Voilà plus de 25 ans désormais que le Parti Socialiste est organisé à l’étranger grâce à la FFE. La FFE compte près de 2,000 militants répartis dans la plupart des pays du monde. De plus en plus, nos sections font parler d’elles, organisant des réunions et débats. Leur présence dans la vie publique des communautés françaises est désormais bien visible.
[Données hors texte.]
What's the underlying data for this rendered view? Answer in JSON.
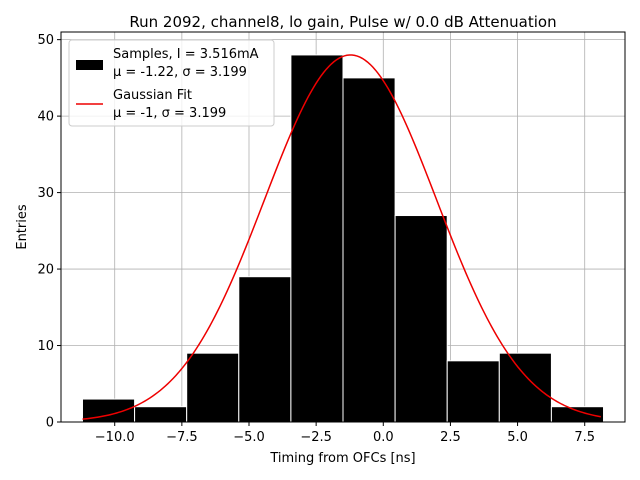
{
  "chart_data": {
    "type": "bar",
    "title": "Run 2092, channel8, lo gain, Pulse w/ 0.0 dB Attenuation",
    "xlabel": "Timing from OFCs [ns]",
    "ylabel": "Entries",
    "xlim": [
      -12.0,
      9.0
    ],
    "ylim": [
      0,
      51
    ],
    "xticks": [
      -10.0,
      -7.5,
      -5.0,
      -2.5,
      0.0,
      2.5,
      5.0,
      7.5
    ],
    "xtick_labels": [
      "−10.0",
      "−7.5",
      "−5.0",
      "−2.5",
      "0.0",
      "2.5",
      "5.0",
      "7.5"
    ],
    "yticks": [
      0,
      10,
      20,
      30,
      40,
      50
    ],
    "ytick_labels": [
      "0",
      "10",
      "20",
      "30",
      "40",
      "50"
    ],
    "grid": true,
    "bin_edges": [
      -11.2,
      -9.2,
      -7.2,
      -5.2,
      -3.2,
      -1.2,
      0.8,
      2.8,
      4.8,
      6.8,
      8.8
    ],
    "bin_draw_range": [
      -11.2,
      8.2
    ],
    "counts": [
      3,
      2,
      9,
      19,
      48,
      45,
      27,
      8,
      9,
      2
    ],
    "histogram_color": "#000000",
    "fit": {
      "type": "gaussian",
      "amplitude": 48.0,
      "mu": -1.22,
      "sigma": 3.199,
      "x_range": [
        -11.2,
        8.1
      ],
      "color": "#ee0000"
    },
    "legend": {
      "position": "upper-left",
      "entries": [
        {
          "kind": "patch",
          "color": "#000000",
          "line1": "Samples, I = 3.516mA",
          "line2": "μ = -1.22, σ = 3.199"
        },
        {
          "kind": "line",
          "color": "#ee0000",
          "line1": "Gaussian Fit",
          "line2": "μ = -1, σ = 3.199"
        }
      ]
    }
  }
}
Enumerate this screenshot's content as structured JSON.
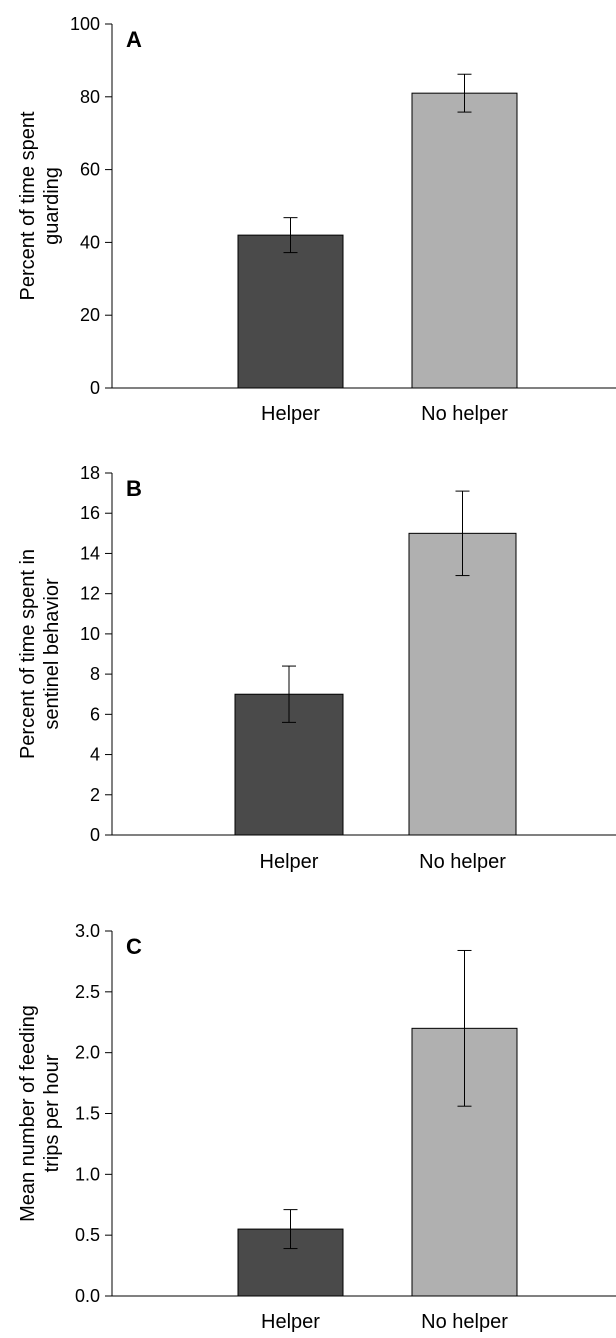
{
  "chart_data": [
    {
      "type": "bar",
      "panel_label": "A",
      "categories": [
        "Helper",
        "No helper"
      ],
      "values": [
        42,
        81
      ],
      "errors": [
        4.8,
        5.2
      ],
      "ylabel_lines": [
        "Percent of time spent",
        "guarding"
      ],
      "ylim": [
        0,
        100
      ],
      "yticks": [
        "0",
        "20",
        "40",
        "60",
        "80",
        "100"
      ],
      "colors": [
        "#4a4a4a",
        "#b0b0b0"
      ]
    },
    {
      "type": "bar",
      "panel_label": "B",
      "categories": [
        "Helper",
        "No helper"
      ],
      "values": [
        7,
        15
      ],
      "errors": [
        1.4,
        2.1
      ],
      "ylabel_lines": [
        "Percent of time spent in",
        "sentinel behavior"
      ],
      "ylim": [
        0,
        18
      ],
      "yticks": [
        "0",
        "2",
        "4",
        "6",
        "8",
        "10",
        "12",
        "14",
        "16",
        "18"
      ],
      "colors": [
        "#4a4a4a",
        "#b0b0b0"
      ]
    },
    {
      "type": "bar",
      "panel_label": "C",
      "categories": [
        "Helper",
        "No helper"
      ],
      "values": [
        0.55,
        2.2
      ],
      "errors": [
        0.16,
        0.64
      ],
      "ylabel_lines": [
        "Mean number of feeding",
        "trips per hour"
      ],
      "ylim": [
        0,
        3.0
      ],
      "yticks": [
        "0.0",
        "0.5",
        "1.0",
        "1.5",
        "2.0",
        "2.5",
        "3.0"
      ],
      "colors": [
        "#4a4a4a",
        "#b0b0b0"
      ]
    }
  ]
}
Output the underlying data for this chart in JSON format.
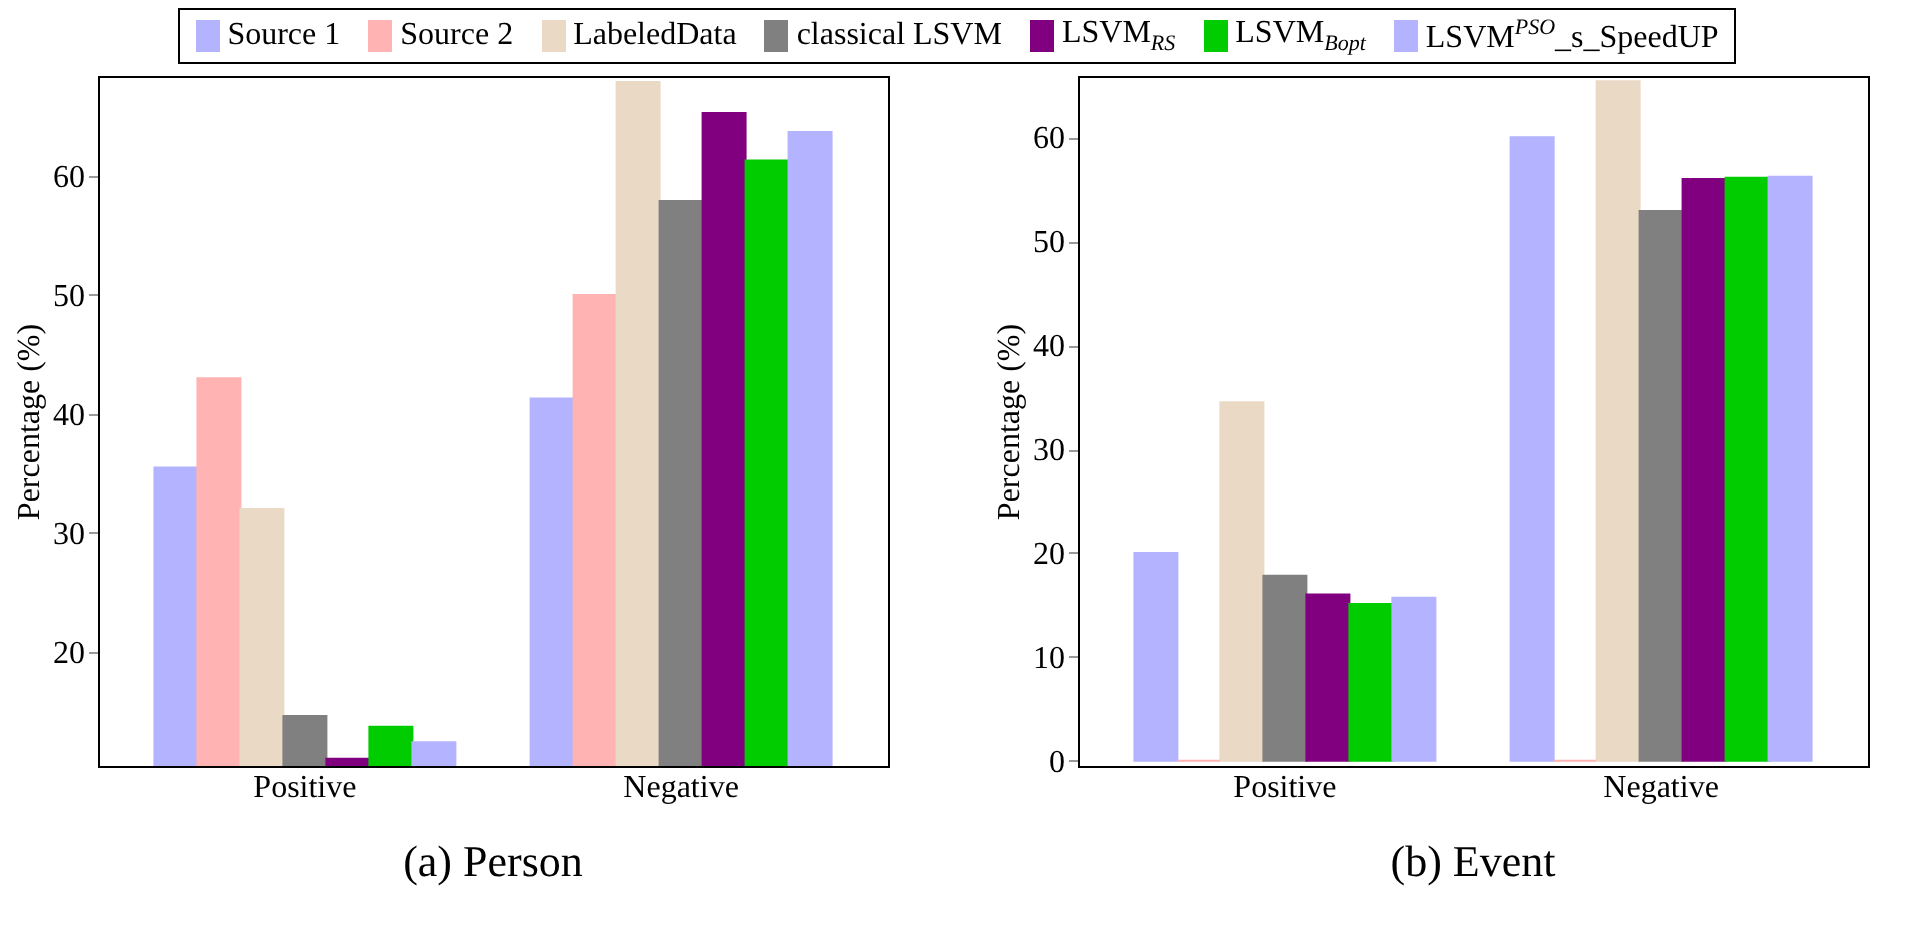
{
  "chart_data": [
    {
      "type": "bar",
      "title": "(a) Person",
      "ylabel": "Percentage (%)",
      "categories": [
        "Positive",
        "Negative"
      ],
      "ylim": [
        10.4,
        68.4
      ],
      "yticks": [
        20,
        30,
        40,
        50,
        60
      ],
      "legend": "top",
      "series": [
        {
          "name": "Source 1",
          "color": "#b3b3ff",
          "values": [
            35.5,
            41.3
          ]
        },
        {
          "name": "Source 2",
          "color": "#ffb3b3",
          "values": [
            43.0,
            50.0
          ]
        },
        {
          "name": "LabeledData",
          "color": "#ead9c5",
          "values": [
            32.0,
            67.9
          ]
        },
        {
          "name": "classical LSVM",
          "color": "#808080",
          "values": [
            14.6,
            57.9
          ]
        },
        {
          "name": "LSVM$_{RS}$",
          "color": "#800080",
          "values": [
            11.0,
            65.3
          ]
        },
        {
          "name": "LSVM$_{Bopt}$",
          "color": "#00cc00",
          "values": [
            13.7,
            61.3
          ]
        },
        {
          "name": "LSVM$^{PSO}$_s_SpeedUP",
          "color": "#b3b3ff",
          "values": [
            12.4,
            63.7
          ]
        }
      ]
    },
    {
      "type": "bar",
      "title": "(b) Event",
      "ylabel": "Percentage (%)",
      "categories": [
        "Positive",
        "Negative"
      ],
      "ylim": [
        -0.5,
        65.9
      ],
      "yticks": [
        0,
        10,
        20,
        30,
        40,
        50,
        60
      ],
      "legend": "top",
      "series": [
        {
          "name": "Source 1",
          "color": "#b3b3ff",
          "values": [
            20.0,
            60.0
          ]
        },
        {
          "name": "Source 2",
          "color": "#ffb3b3",
          "values": [
            0,
            0
          ]
        },
        {
          "name": "LabeledData",
          "color": "#ead9c5",
          "values": [
            34.5,
            65.4
          ]
        },
        {
          "name": "classical LSVM",
          "color": "#808080",
          "values": [
            17.8,
            52.9
          ]
        },
        {
          "name": "LSVM$_{RS}$",
          "color": "#800080",
          "values": [
            16.0,
            56.0
          ]
        },
        {
          "name": "LSVM$_{Bopt}$",
          "color": "#00cc00",
          "values": [
            15.1,
            56.1
          ]
        },
        {
          "name": "LSVM$^{PSO}$_s_SpeedUP",
          "color": "#b3b3ff",
          "values": [
            15.7,
            56.2
          ]
        }
      ]
    }
  ]
}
Cet investissement militant construit sur des années et appuyé sur des propositions cohérentes a joué un rôle important dans la progression des suffrages recueillis par la gauche. Celle-ci était majoritaire le 6 mai 2007 dans l’Union européenne et pour la première fois en Afrique du Nord et en Afrique sub-saharienne. Le travail en bonne entente avec l’association Français du Monde – ADFE et l’appui des élus de gauche à l’AFE ont également contribué à cette progression, ne serait-ce que par l’union des forces de gauche et le maillage du terrain qu’ils ont permis. Les socialistes possèdent la capacité de gagner la majorité des suffrages des Français à l’étranger dans les dix prochaines années. Il existe un potentiel de participation aux alentours de 60-65%, soit quelque 500 000 suffrages exprimés et plus de 250 000 voix pour la gauche si le législateur adoptait le vote à distance pour rapprocher l’urne de l’électeur.
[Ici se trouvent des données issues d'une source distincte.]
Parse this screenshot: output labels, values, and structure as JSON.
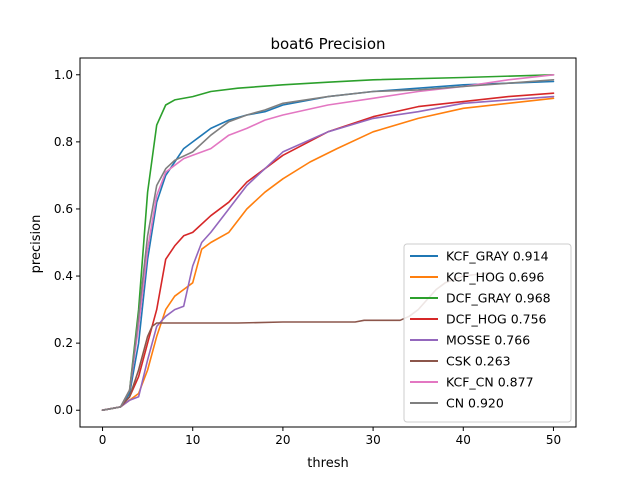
{
  "chart_data": {
    "type": "line",
    "title": "boat6 Precision",
    "xlabel": "thresh",
    "ylabel": "precision",
    "xlim": [
      -2.5,
      52.5
    ],
    "ylim": [
      -0.05,
      1.05
    ],
    "xticks": [
      0,
      10,
      20,
      30,
      40,
      50
    ],
    "yticks": [
      0.0,
      0.2,
      0.4,
      0.6,
      0.8,
      1.0
    ],
    "xtick_labels": [
      "0",
      "10",
      "20",
      "30",
      "40",
      "50"
    ],
    "ytick_labels": [
      "0.0",
      "0.2",
      "0.4",
      "0.6",
      "0.8",
      "1.0"
    ],
    "grid": false,
    "legend_position": "lower-right",
    "series": [
      {
        "name": "KCF_GRAY 0.914",
        "color": "#1f77b4",
        "points": [
          [
            0,
            0
          ],
          [
            1,
            0.005
          ],
          [
            2,
            0.01
          ],
          [
            3,
            0.05
          ],
          [
            4,
            0.2
          ],
          [
            5,
            0.45
          ],
          [
            6,
            0.62
          ],
          [
            7,
            0.7
          ],
          [
            8,
            0.74
          ],
          [
            9,
            0.78
          ],
          [
            10,
            0.8
          ],
          [
            11,
            0.82
          ],
          [
            12,
            0.84
          ],
          [
            14,
            0.865
          ],
          [
            16,
            0.88
          ],
          [
            18,
            0.89
          ],
          [
            20,
            0.91
          ],
          [
            25,
            0.935
          ],
          [
            30,
            0.95
          ],
          [
            35,
            0.96
          ],
          [
            40,
            0.97
          ],
          [
            45,
            0.975
          ],
          [
            50,
            0.98
          ]
        ]
      },
      {
        "name": "KCF_HOG 0.696",
        "color": "#ff7f0e",
        "points": [
          [
            0,
            0
          ],
          [
            2,
            0.01
          ],
          [
            3,
            0.03
          ],
          [
            4,
            0.05
          ],
          [
            5,
            0.12
          ],
          [
            6,
            0.22
          ],
          [
            7,
            0.3
          ],
          [
            8,
            0.34
          ],
          [
            9,
            0.36
          ],
          [
            10,
            0.38
          ],
          [
            11,
            0.48
          ],
          [
            12,
            0.5
          ],
          [
            14,
            0.53
          ],
          [
            16,
            0.6
          ],
          [
            18,
            0.65
          ],
          [
            20,
            0.69
          ],
          [
            23,
            0.74
          ],
          [
            26,
            0.78
          ],
          [
            30,
            0.83
          ],
          [
            35,
            0.87
          ],
          [
            40,
            0.9
          ],
          [
            45,
            0.915
          ],
          [
            50,
            0.93
          ]
        ]
      },
      {
        "name": "DCF_GRAY 0.968",
        "color": "#2ca02c",
        "points": [
          [
            0,
            0
          ],
          [
            1,
            0.005
          ],
          [
            2,
            0.01
          ],
          [
            3,
            0.06
          ],
          [
            4,
            0.3
          ],
          [
            5,
            0.65
          ],
          [
            6,
            0.85
          ],
          [
            7,
            0.91
          ],
          [
            8,
            0.925
          ],
          [
            10,
            0.935
          ],
          [
            12,
            0.95
          ],
          [
            15,
            0.96
          ],
          [
            20,
            0.97
          ],
          [
            25,
            0.978
          ],
          [
            30,
            0.985
          ],
          [
            40,
            0.992
          ],
          [
            50,
            1.0
          ]
        ]
      },
      {
        "name": "DCF_HOG 0.756",
        "color": "#d62728",
        "points": [
          [
            0,
            0
          ],
          [
            2,
            0.01
          ],
          [
            3,
            0.04
          ],
          [
            4,
            0.1
          ],
          [
            5,
            0.2
          ],
          [
            6,
            0.3
          ],
          [
            7,
            0.45
          ],
          [
            8,
            0.49
          ],
          [
            9,
            0.52
          ],
          [
            10,
            0.53
          ],
          [
            12,
            0.58
          ],
          [
            14,
            0.62
          ],
          [
            16,
            0.68
          ],
          [
            18,
            0.72
          ],
          [
            20,
            0.76
          ],
          [
            25,
            0.83
          ],
          [
            30,
            0.875
          ],
          [
            35,
            0.905
          ],
          [
            40,
            0.92
          ],
          [
            45,
            0.935
          ],
          [
            50,
            0.945
          ]
        ]
      },
      {
        "name": "MOSSE 0.766",
        "color": "#9467bd",
        "points": [
          [
            0,
            0
          ],
          [
            2,
            0.01
          ],
          [
            3,
            0.03
          ],
          [
            4,
            0.04
          ],
          [
            5,
            0.15
          ],
          [
            6,
            0.25
          ],
          [
            7,
            0.28
          ],
          [
            8,
            0.3
          ],
          [
            9,
            0.31
          ],
          [
            10,
            0.43
          ],
          [
            11,
            0.5
          ],
          [
            12,
            0.53
          ],
          [
            14,
            0.6
          ],
          [
            16,
            0.67
          ],
          [
            18,
            0.72
          ],
          [
            20,
            0.77
          ],
          [
            25,
            0.83
          ],
          [
            30,
            0.87
          ],
          [
            35,
            0.89
          ],
          [
            40,
            0.915
          ],
          [
            45,
            0.925
          ],
          [
            50,
            0.935
          ]
        ]
      },
      {
        "name": "CSK 0.263",
        "color": "#8c564b",
        "points": [
          [
            0,
            0
          ],
          [
            1,
            0.005
          ],
          [
            2,
            0.01
          ],
          [
            3,
            0.04
          ],
          [
            4,
            0.12
          ],
          [
            5,
            0.22
          ],
          [
            5.5,
            0.25
          ],
          [
            6,
            0.26
          ],
          [
            8,
            0.26
          ],
          [
            10,
            0.26
          ],
          [
            15,
            0.26
          ],
          [
            20,
            0.263
          ],
          [
            25,
            0.263
          ],
          [
            28,
            0.263
          ],
          [
            29,
            0.268
          ],
          [
            33,
            0.268
          ],
          [
            34,
            0.28
          ],
          [
            35,
            0.3
          ],
          [
            36,
            0.33
          ],
          [
            37,
            0.36
          ],
          [
            38,
            0.38
          ],
          [
            40,
            0.4
          ],
          [
            43,
            0.41
          ]
        ]
      },
      {
        "name": "KCF_CN 0.877",
        "color": "#e377c2",
        "points": [
          [
            0,
            0
          ],
          [
            2,
            0.01
          ],
          [
            3,
            0.06
          ],
          [
            4,
            0.25
          ],
          [
            5,
            0.48
          ],
          [
            6,
            0.64
          ],
          [
            7,
            0.71
          ],
          [
            8,
            0.73
          ],
          [
            9,
            0.75
          ],
          [
            10,
            0.76
          ],
          [
            12,
            0.78
          ],
          [
            14,
            0.82
          ],
          [
            16,
            0.84
          ],
          [
            18,
            0.865
          ],
          [
            20,
            0.88
          ],
          [
            25,
            0.91
          ],
          [
            30,
            0.93
          ],
          [
            35,
            0.95
          ],
          [
            40,
            0.965
          ],
          [
            45,
            0.985
          ],
          [
            50,
            1.0
          ]
        ]
      },
      {
        "name": "CN 0.920",
        "color": "#7f7f7f",
        "points": [
          [
            0,
            0
          ],
          [
            1,
            0.005
          ],
          [
            2,
            0.01
          ],
          [
            3,
            0.06
          ],
          [
            4,
            0.28
          ],
          [
            5,
            0.52
          ],
          [
            6,
            0.67
          ],
          [
            7,
            0.72
          ],
          [
            8,
            0.745
          ],
          [
            10,
            0.77
          ],
          [
            12,
            0.82
          ],
          [
            14,
            0.86
          ],
          [
            16,
            0.88
          ],
          [
            18,
            0.895
          ],
          [
            20,
            0.915
          ],
          [
            25,
            0.935
          ],
          [
            30,
            0.95
          ],
          [
            35,
            0.955
          ],
          [
            40,
            0.965
          ],
          [
            45,
            0.975
          ],
          [
            50,
            0.985
          ]
        ]
      }
    ]
  }
}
Le groupe socialiste à l’Assemblée Nationale a présenté la nuit dernière un amendement dans le cadre du projet de loi constitutionnelle afin de supprimer la création de sièges de députés des Français de l’étranger. Cet amendement, défendu en séance par François Hollande et présenté par Arnaud Montebourg comme premier signataire, a été repoussé par la majorité de droite. Pour autant, le mal politique est fait et le Parti Socialiste apparaît désormais comme la formation qui, face à la difficulté de la décision, aura préféré renier un engagement de près de 10 ans plutôt que de faire confiance à l’avenir et à ses militants. C’est un désastre politique pour nous, dont l’onde de choc dans les communautés françaises à l’étranger se fera durement sentir.

La proposition de créer des députés était initialement une proposition des socialistes, reprise très opportunément par Sarkozy et il serait incohérent que le Parti revienne sur celle-ci par pur calcul politique.

Nous, militants socialistes de la Fédération des Français de l’Etranger et des autres fédérations en France, appuyons la création de sièges de députés des Français de l’étranger.